Some 75% of so-called Ray Ban 'sunglasses' now, are not equipped with borosilicate glass lenses. Instead, the majority of this brand's wares have cheap, acetate plastic lenses which provide little, if any, protection from UVB/Blue Light.
Twenty-two years ago, the Ray Ban brand, in the USA, then not owned by Luxottica, introduced a series of poster adverts, proclaiming, rightly, the optical superiority of Ray Ban lenses. In the advert, two lenses were juxtaposed. The one on the left - the Ray Ban - passed every test in a straight-lines reflection test (cross-hatch squares, with no elipses). This showed the craftsmanship of zero-distortion Ray Ban lenses, even with steep base-curve aviator lenses, right to the frame-beveling.
The other lense featured in the advert was a 'how not to make a lense' lens: it had wavy lines reflections (not unlike looking at tiling at the bottom of a swimming pool on a windy day), indicating the tell-tale bowing and distortion of a badly-made, cheap lens.
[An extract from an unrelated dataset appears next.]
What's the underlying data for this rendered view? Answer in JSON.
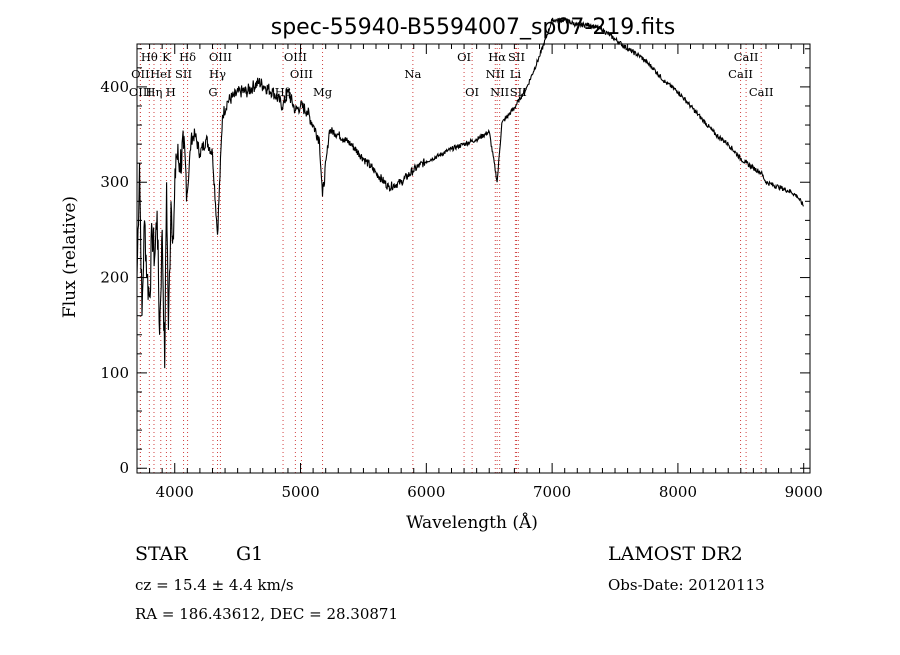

This advert, over two decades ago, showed the superiority of Ray Ban, optically. It gave the impression that opthalmologists would be proud to recommend such glasses to customers, for general wear, and in UV-intense environments.
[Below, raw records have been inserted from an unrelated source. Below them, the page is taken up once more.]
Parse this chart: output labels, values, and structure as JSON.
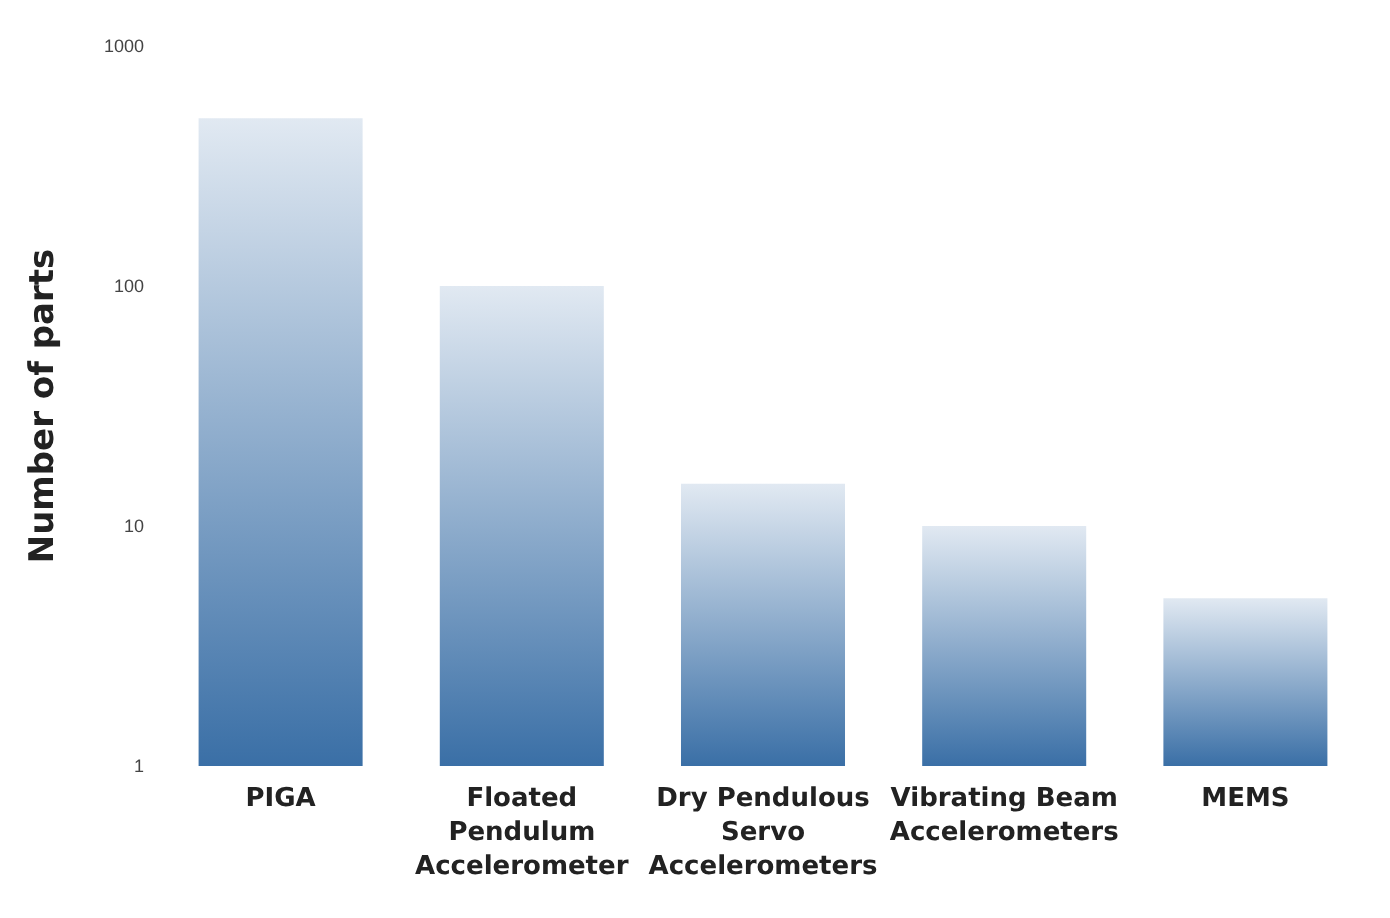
{
  "chart_data": {
    "type": "bar",
    "ylabel": "Number of parts",
    "categories": [
      "PIGA",
      "Floated Pendulum Accelerometer",
      "Dry Pendulous Servo Accelerometers",
      "Vibrating Beam Accelerometers",
      "MEMS"
    ],
    "values": [
      500,
      100,
      15,
      10,
      5
    ],
    "color": "#3a6fa6",
    "log": "y",
    "ylim": [
      1,
      1000
    ],
    "yticks": [
      1,
      10,
      100,
      1000
    ],
    "grid": false
  }
}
Just over twenty years-on, and the Ray Ban name has been sold down the river by a buch of craven idiots at Luxottica, with the collusion of a young, receptive audience who are clueless about what constitutes a good pair of sunglasses.
Every single pair of the 'new' plastic-lensed Ray Bans I have looked at suffered from bowing and distortion to a greater or lesser degree. This means that the majority of Ray Ban 'sunglasses' today constitute the cheap, plastic, inferior trash which Ray Ban adverts of 1985 so rightly castigated. Those adverts implied that, if one purchased such cheap, distorted lenses, then one was being defrauded, and ripped-off, and ill-serving their eyesight by such a purchase. So, doesn't the new developments in Ray Ban lenses mean that you, Luxottica, are guilty of all these things?
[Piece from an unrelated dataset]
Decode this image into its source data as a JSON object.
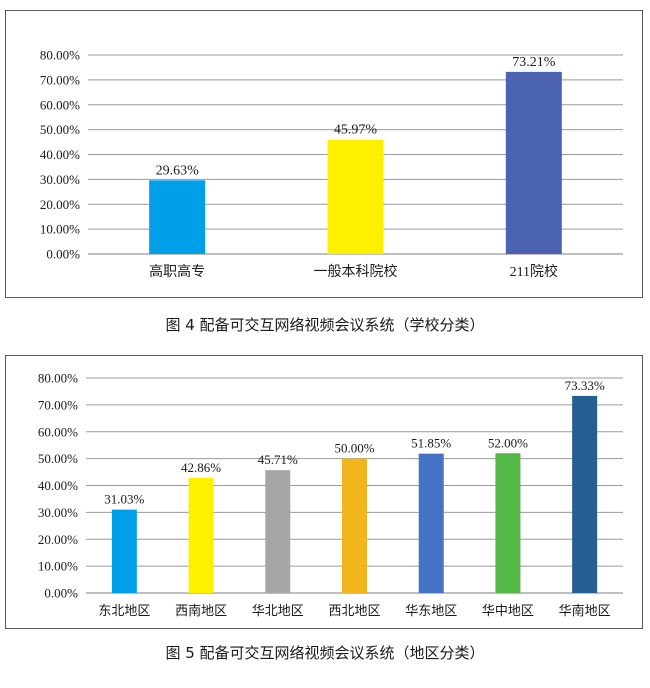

Luxottica love these plastic lenses: they're profitable in the extreme, because they're made in cheap contract-toy-factories. No one is going to convince me that the protective properties of the Glass Ray Ban RB3027 or RB3025, are shared by the Paris Hilton 'bug' Ray Bans featured in the new, flashy rayban.com website. You will notice that not in the website, nor in the catalogue given to optical store-outlets by Luxottica, will you find a definitive statement about the composition of the lenses, beside the photos of the 'sunglasses' featured. Luxottica Oakley play this game, too, with a made-up name for polycarbonate and plastic lenses, which conceals the provenance of the materials-used.
And the advertising strapline for the past two years, promoting this junk? 'Ray Ban, Genuine since 1937'.
This is advertising fraud, and it is consumer fraud; if the latter, gullible lemmings that most of them sadly are, could discern the difference between well-made glass lenses (such as Serengeti Sedona, Maui Jim Glass, or Oliver Peoples VFX-glass), and rubbish such as Luxottica is now promoting, under the once-admirable Ray Ban moniker.
Shame on you, Luxottica.
The ocular chic of the new frame styles cannot hide the trash-lenses they encircle.
As I walked down a very sunny Oxford Street in London, last week, I could see people in designer 'sunglasses' such as Tom Ford, Miu Miu, over-rated distorted Oakley Gascans...and the new Ray Bans, squinting behind their lenses. These people paid in excess of Â£150 each a pair for these pieces of junk...and they're SQUINTING? I had no such visual discomfort in my Serengetis.
Again, shame on you, Luxottica, I fully expect your marketing putzes to wreck the Persol brand, yet, with plastic lenses. Go on, do it. You did it to Ray Ban, so why stop there?